Not content with trying to develop a flying car, the US plane maker is building a space taxi designed to ferry passengers into low-Earth orbit.

Boeing's Starliner space taxi will shuttle passengers to the International Space Station and other low-Earth orbit destinations. Courtesy Nasa
Powered by automated translation

Boeing has set its sights somewhat higher than those chasing the flying car dream such as Airbus and Uber – it aims to have its space taxi shuttling passengers into low-Earth orbit by 2019.

The US plane maker’s Starliner CST-100 is designed to take up to seven people into space, initially to the International Space Station (ISS) but the company envisages commercial travellers being ferried into orbit soon after the first crew flights to the ISS.

Nasa provided Boeing with an investment of US$4.2 billion in 2014 to build and fly the passenger spacecraft.

Already, Bigelow Aerospace and Space Adventures have been working with Boeing to advance space tourism. Other firms such as Elon Musk’s SpaceX and Sir Richard Branson’s Virgin Galactic are also in the market for space tourism. In February, Mr Musk announced two mystery space tourists put down a “significant deposit” with SpaceX to take a round-trip around the Moon. While it is extremely difficult to say how much they might have paid, it will certainly have been in the multiple millions of dollars each.
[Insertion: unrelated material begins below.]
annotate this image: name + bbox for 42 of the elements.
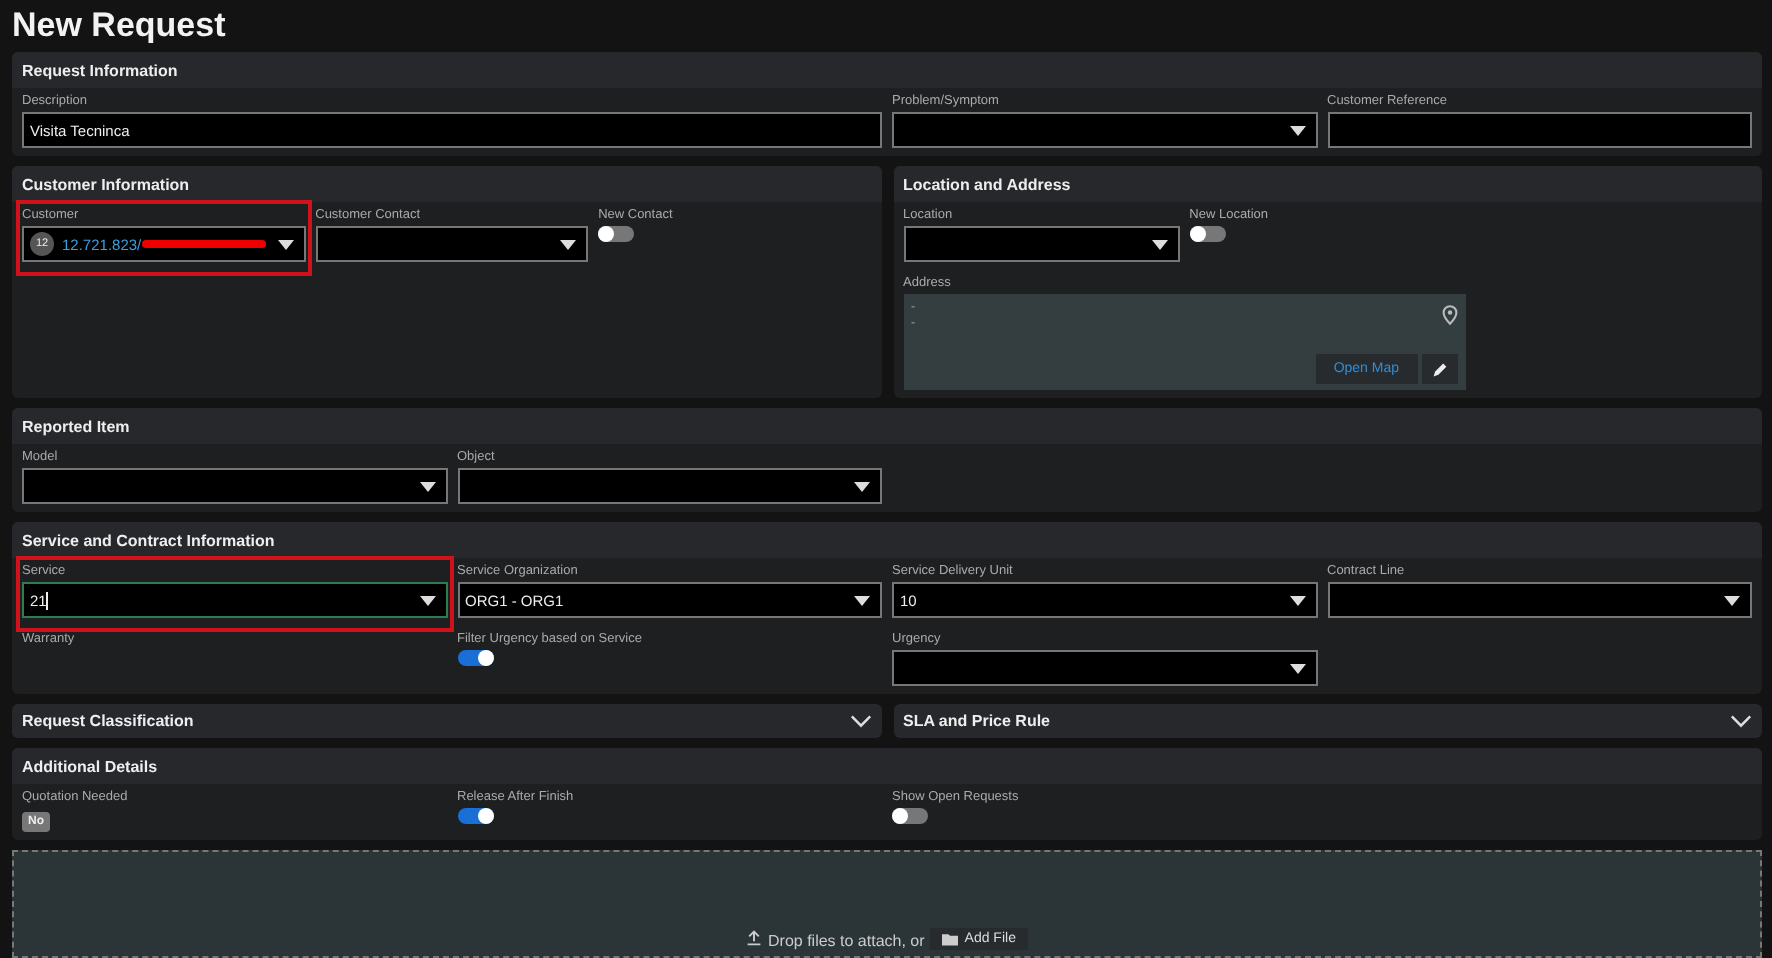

Nasa estimates that a round-trip to the ISS on the SpaceX Crew Dragon or the Boeing CST-100 Starliner would cost about US$58 million per person, according to the science journal The Verge.

Looking to the future, Brandon Setayesh, an engineer on the CST-100 programme, says that he sees spaceflight being as common as air travel is today.

“It’s very common to get a flight to go to another city, to go to another country within one day, within a few hours,” he says. “And so we plan to do that with commercial space travel.”

Siamak Ghofranian, a Boeing technical fellow, helped to develop a docking system for the Starliner, called the NDS, which has been tested in Alabama and Texas. The NDS is designed to dock with the Boeing-built International Docking Adapter, which was installed on the ISS during spacewalks by the Nasa astronauts Jeff Williams and Kate Rubins.

In January, Boeing unveiled the advanced new lightweight spacesuits that space tourists will sport aboard the Starliner space taxi during commercial trips to and from and the ISS and other low-Earth orbit destinations.

The signature “Boeing Blue” spacesuits are much lighter, as well as more flexible and comfortable compared to earlier generations of spacesuits, Boeing says.

“We slogged through some of the real engineering challenges and now we are getting to the point where those challenges are largely behind us and it’s time to get on to the rubber meeting the road,” says Chris Ferguson, a former Nasa Space Shuttle commander who now works for Boeing as a Starliner programme director.

The inaugural Starliner flight tests are slated to begin in 2018 under contract to Nasa. The first test flight will carry a crew of two. Soon after the crew size will grow to four when regular crew rotation flights to the ISS start as soon as 2019, to be followed by flights for up to seven fee-paying passengers.

“To me, it’s a very tangible sign that we are really moving forward and we are a lot closer than we’ve been,” Mr Ferguson says. “The next time we pull all this together, it might be when astronauts are climbing into the actual spacecraft.”

Boeing is currently manufacturing the Starliner spacecraft at the company’s Commercial Crew and Cargo Processing Facility at Nasa’s Kennedy Space Center in Florida.

While the space taxi will not ease congestion on the ground it is sure to be the ride of a lifetime – albeit it an extremely expensive one.